Not shown is the standpipe that needed reducing in length, after the application of brute force and iggerance, plus a large hammer, got it separated from the cast iron lump on the end that allowed it to be connected to the 4" water main.
The thread top left is 3/4" BSP. The thread on the right hand side of same part, and the internal thread on the part to right of that is a weird one. The OD is 50mm, the thread is Whitworth form, 26tpi. There were good reasons for choosing such an odd combination. Here's a close in picture of the internal thread:
All the threads were screw cut. The external threads were cut at 540rpm, and the internal one at 370rpm. It took some nifty work on the half nuts to avoid running the tool into the shoulder on the internal thread, although I may have had some help.
Well after what seems eons of missed opportunity due to work and family (young kids) I managed to find some workshop time yesterday and this morning. Not having a major project to have a go at until the new workshop gets built I decided to tackle a small job – the missing knob for the gear change on my Elliott 10M shaper.
Starting point – the 1/2" 12tpi thread on the gear change stud.
Result =
Now my question is how can I prevent this rusting over? It's mild steel and I made some spacers for the motorbike which rusted very quickly. This won't be going outside but I think some protection is needed. I'm thinking Hammerite over primer as I can get 15% off today. Will pop out and buy some.
It's just good to exercise the brain and cranking arms after what seems like ages
I would heat it to bright red then drop it into (old and dirty by preference!) engine oil. It will go nicely black and resist rusting quite well. The black finish will be much more durable than any paint.

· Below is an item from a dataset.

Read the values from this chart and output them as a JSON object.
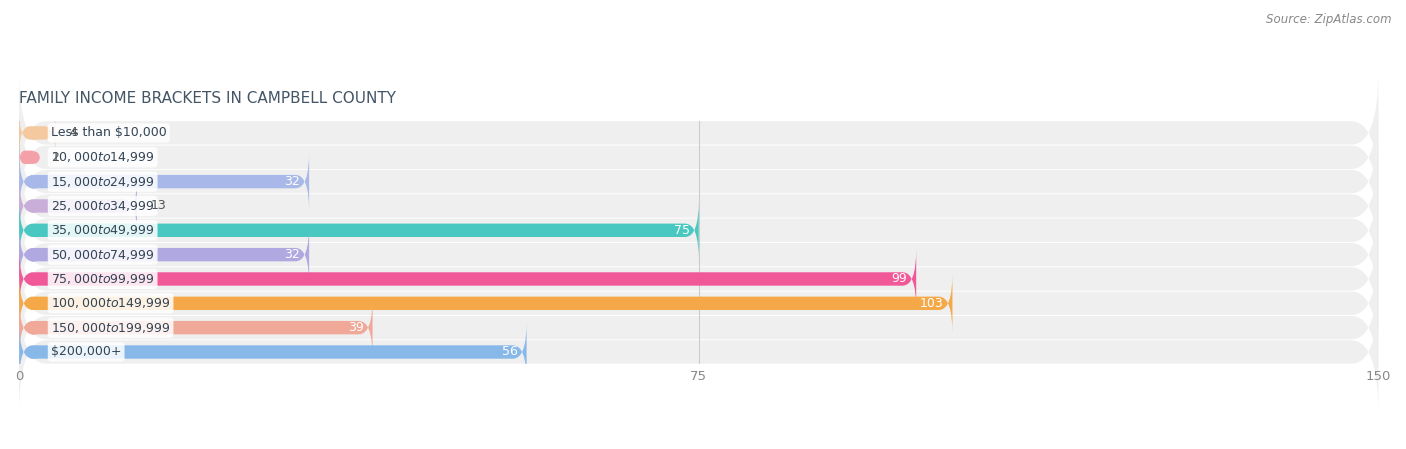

I would heat it to bright red then drop it into (old and dirty by preference!) engine oil. It will go nicely black and resist rusting quite well. The black finish will be much more durable than any paint.
Chris
Cheers Chris
Have plenty of old engine oil from the bikes! Got another job to lure me back into the garage now
I usually heat small bits up with the torch slowly, when the colour I want comes up, I quench it in clean water, remove it while still hot, and when it air drys, and still warm, rub it oil, if it's not to be used for some time it gets left with wet oil, and wrapped up and put away some where safe, where I won't be able to find it when I want it, so I'll make another one, and then when all is finished the origional bit will turn up. Ian S C
i went to sharpen some wood chisels with no success the 2 sided oil stone had hollowed on both sides . then wandered if can refurbish the oil stone had a good route in my tool box then
i put a Diamond dressing tool the type with the diamond braised on the end in to a fly cutter and milled it flat with a very good result it is good for the next 10 years
Kevin, if you'v got a carbide tipped face cutter for your mill, fit it with a set of old tips in it, put pleanty of oil on the oil stone, clamp the stone on the mill, and at a low speed, mill it flat. You only need one tip in the cutter, or if you have a fly cutter that will take a carbide cutter thats ok. Put a bit of paper under the stone, and covering the table. Ian S C
Refilled my coolant tank on the mill – and managed to leak 1/2 gallon soluble oil+water over the floor of the 'shop. Only simple way to fill it is to tip it into the tray and let it drain (slowly) back into the tank, however the seal had perished on the tray. Plus – the fill gauge wasn't working so there was too much anyway. Had to get the hosepipe on the floor!
Received a nice pair of 5" x 1/16" HSS side-clearance slitting saws (British make) from Tracy Tools for just £12 the pair. I don't know why they have keyway cutouts because I'd rather it slipped on the arbour if it jams rather than shatter!